My son (4) is undergoing assessment for autism and adhd. I am autistic and my husband has ADHD.

I wasn’t diagnosed until I was 32 and as a child my parents (assuming I was just ‘shy’) would try and force me to be more confident and push me into uncomfortable situations which just made any aversions I had worse.

As an adult I’ve developed my own coping mechanisms and am far more confident because I’ve been given the time, space and choice over attempting things. I can now make phone calls to the bank for example.

With my son, I’m focussing on letting him be who he is and letting him naturally develop confidence in areas he may struggle in. He is afraid of hand dryers for example so I always ask if we’re in a public bathroom whether he’d like to try using one. Sometimes he says yes sometimes no but it’s his choice. And we always have a muslin cloth as an alternative.

Obviously we teach social rules etc, this is purely about aversions.

Working on life skills towards independence is essential. I also think building confidence is helpful.
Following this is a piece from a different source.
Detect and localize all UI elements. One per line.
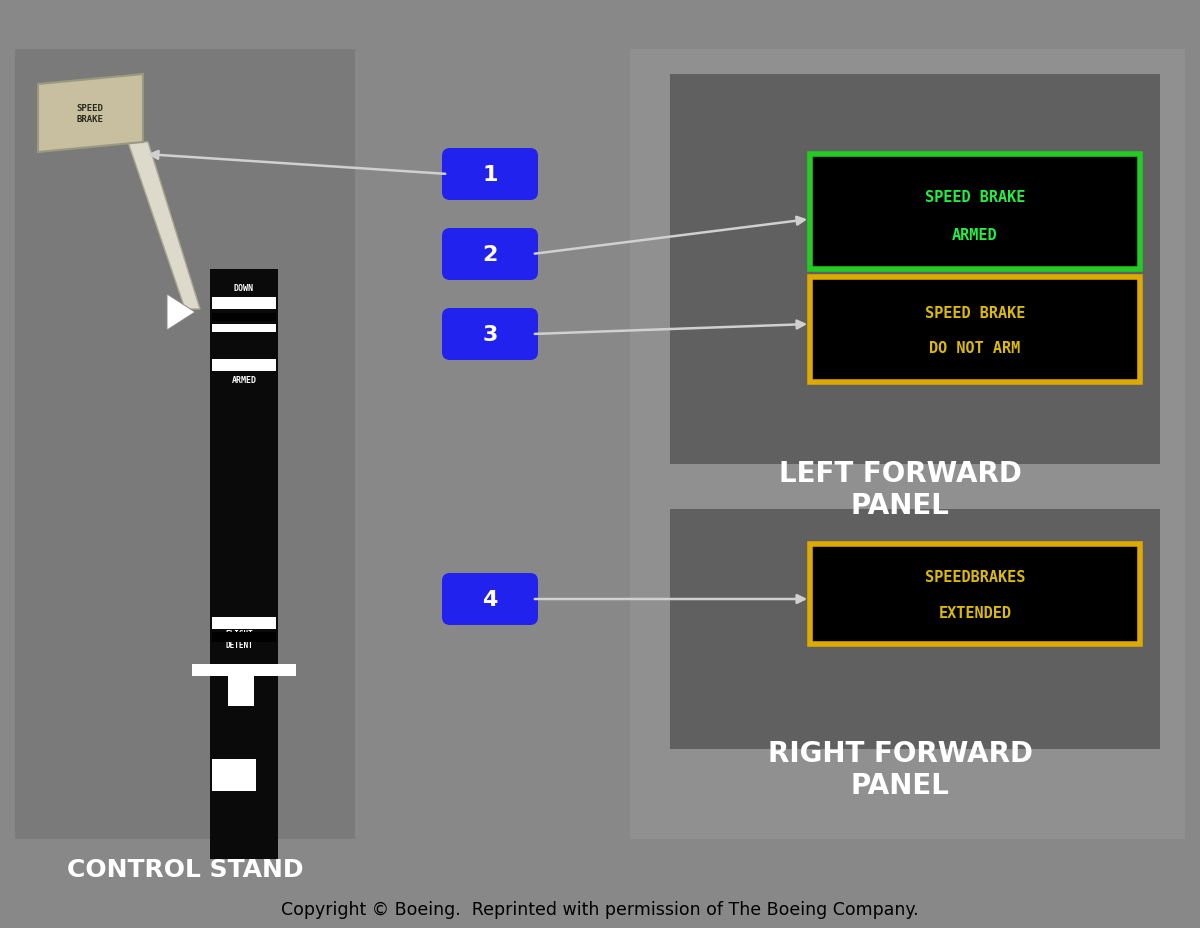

One thing that has helped is reinforcing the concept that everyone has an opinion and view and that is fine. “Your way is not the only way” - the struggle is monologuing and haughtiness. Working on this has improved social skills and friendships have developed.

I agree that if your kid tries Cubs/Brownies and hates it, then it's not for them.

But I don't see why that means it wasn't worth a try in the first place. Plenty of kids (including autistic kids) love it. I've tried a lot of really varied things with mine, and often been truly surprised at what they did or didn't enjoy.

My DS went to one Beavers session and hated it (his paper aeroplane wouldn't fly and he felt like he'd failed at something). So I didn't take him back to Beavers. But a couple of years later, I took him to Cubs, and at that point he enjoyed it and wanted to keep going. Then he went on to Scouts, and then Explorers. It gave him a supervised, structured social space with kids his age, and access to activities that pushed his envelope a bit but not too much. He loved it. He still goes back to volunteer occasionally (not so much the interpersonal stuff, but the practical tasks and clearing up, which is what he feels happy with). Overall I think it's added a lot to his life. So it can be worth trying.

👏👏👏Yep

That sounds really good.

I taught an autistic young man who was simply unable to make friends because he hadn't cracked that. No-one likes constant criticism, or what comes over as it.